Sherman's reply: "Come with a sword or musket in your hand, prepared to share with us our fate ... and I will welcome you as a brother; but come as you now do expecting me to ally the reputation and honor of my country and my fellow-soldiers with you as the representative of the Press which you yourself say makes so slight a difference between truth and falsehood and my answer is Never!"
Knox left the theater.
Source: Joseph H. Ewing. "The New Sherman Letters." American Heritage, July-August 1987.
"What is not mentioned is what happens when you use JIN on a human target. Ladies and gentlemen, for your consideration, the first fielded electro-blaster. Solent, invisable, portable. Hit someone with about 50,000 volts, at about 50 amps, and you have a crispy critter..."
Would you like a side order of fries with that?
Sure, but the "proxy wars" in Korea, then Vietnam, then Afghanistan, etc. showed that great powers could still do an awful lot of harm to each other without openly declaring war. Korea was quite a shock to all who thought the advent of nuclear weapons had really made all war a thing of the past, but Stalin and Mao both recognized that the moral and political restraints in the west meant that no one would be nuking them over Korea.
I think you may have misunderstood what the author is trying to say.

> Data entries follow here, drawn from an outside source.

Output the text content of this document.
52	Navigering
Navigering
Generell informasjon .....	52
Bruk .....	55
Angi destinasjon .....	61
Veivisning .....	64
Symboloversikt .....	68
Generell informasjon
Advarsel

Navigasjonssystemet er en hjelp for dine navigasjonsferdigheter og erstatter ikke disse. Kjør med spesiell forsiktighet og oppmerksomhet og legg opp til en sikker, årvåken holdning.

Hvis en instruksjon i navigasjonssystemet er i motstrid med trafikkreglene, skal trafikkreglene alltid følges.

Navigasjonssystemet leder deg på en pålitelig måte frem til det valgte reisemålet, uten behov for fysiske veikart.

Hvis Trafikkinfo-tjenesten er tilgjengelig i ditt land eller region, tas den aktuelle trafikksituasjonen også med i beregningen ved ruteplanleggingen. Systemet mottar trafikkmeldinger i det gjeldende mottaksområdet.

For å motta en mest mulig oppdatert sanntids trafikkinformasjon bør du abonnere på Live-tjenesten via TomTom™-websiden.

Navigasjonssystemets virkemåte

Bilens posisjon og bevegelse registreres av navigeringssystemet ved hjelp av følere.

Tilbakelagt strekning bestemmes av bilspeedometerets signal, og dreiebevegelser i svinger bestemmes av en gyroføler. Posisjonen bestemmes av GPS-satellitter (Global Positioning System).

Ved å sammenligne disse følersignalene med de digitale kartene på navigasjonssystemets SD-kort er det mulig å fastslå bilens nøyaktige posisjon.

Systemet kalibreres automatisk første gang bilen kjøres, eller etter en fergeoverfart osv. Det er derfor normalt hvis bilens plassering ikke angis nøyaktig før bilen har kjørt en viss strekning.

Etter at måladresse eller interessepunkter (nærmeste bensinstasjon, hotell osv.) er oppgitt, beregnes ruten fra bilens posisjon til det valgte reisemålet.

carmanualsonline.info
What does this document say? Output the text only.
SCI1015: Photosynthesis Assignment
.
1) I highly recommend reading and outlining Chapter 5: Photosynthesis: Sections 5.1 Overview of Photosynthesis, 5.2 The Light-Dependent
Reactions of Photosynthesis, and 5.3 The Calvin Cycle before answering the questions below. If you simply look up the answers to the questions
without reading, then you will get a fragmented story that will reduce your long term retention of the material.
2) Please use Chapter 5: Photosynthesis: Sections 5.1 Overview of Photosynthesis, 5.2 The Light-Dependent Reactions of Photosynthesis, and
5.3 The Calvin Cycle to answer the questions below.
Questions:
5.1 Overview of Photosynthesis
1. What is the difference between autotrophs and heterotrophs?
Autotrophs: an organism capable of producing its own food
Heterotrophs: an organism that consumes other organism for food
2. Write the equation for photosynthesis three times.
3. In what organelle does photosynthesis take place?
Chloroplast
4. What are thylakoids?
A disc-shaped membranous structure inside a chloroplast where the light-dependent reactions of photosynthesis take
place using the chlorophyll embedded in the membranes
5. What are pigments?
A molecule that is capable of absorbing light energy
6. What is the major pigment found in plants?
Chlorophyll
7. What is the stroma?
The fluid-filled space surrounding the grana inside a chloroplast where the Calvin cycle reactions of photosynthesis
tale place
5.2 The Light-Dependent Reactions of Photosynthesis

This "home field advantage" is a more accurate description of what is happening in Iraq today -- the IEDs are simply one method by which it is carried out. This factor explains a number of cases throughout history in which a local fighting force was able to defeat a better-equipped adversary (the American Revolution, Russia's victory over Germany at Stalingrad, America's loss in Vietnam, etc.).
The two cases the author cites -- submarines and bombers -- are classic examples of one side taking advantage of two specific aspects of warfare (the sea and the skies) in which a country does not maintain an advantage of familiarity. Since these two areas are where technology is more important than local familiarity (nobody lives under the sea or in the sky), a local military force is not necessarily any more competent than a foreign force. The use of submarines and bombers by the U.S. in World War II, for example, was as effective in and around Japan as it would have been in and around New York City.
Those four men were my friends from my old unit, 2nd Battalion, 121st Infantry Regiment, Georgia Army National Guard. I knew all four of them personally. From what I heard from other friends in Iraq, it was 5 each 200 pound bombs essentially daisy chained together.
I'm really sorry to hear about your connection with these soldiers. They're heroes for serving their state and country, and for working to liberate the oppressed.
Thanks. My former brigade has lost 14 so far, 8 of whom I've known personally.
Thanks for your service, btw.
There are quite a few Iraqis (I have no idea how many) who are working with us to defeat terrorists.
And there are quite a few foreigners (I have no idea how many) who are terrorists.
The terrorists probably have a little stronger claim to be the "home team" than the good guys do, but the situation is muddled.
Yes, there have been wars by proxy. But these are but mere shadows of the horrors of WWI and WWII. They do not fit the 'total war' model.
I am not saying that nuclear weapons prevent indirect wars. Obviously they don't. And nuclear weapons will not protect us from war forever. Eventually conventional weapons will scale up to their power (and some nuclear weapons will scale down in power) and defenses will be made against them. The nuclear weapon will then not be thought of as absurd or overly destructive. Nonetheless, for 60 years (probably an unprecedented period in history) there has been no direct wars between world powers.
They say the exact same thing on DU. It's odd. Don't get me wrong, they're totally upside down, but they say the exact same thing.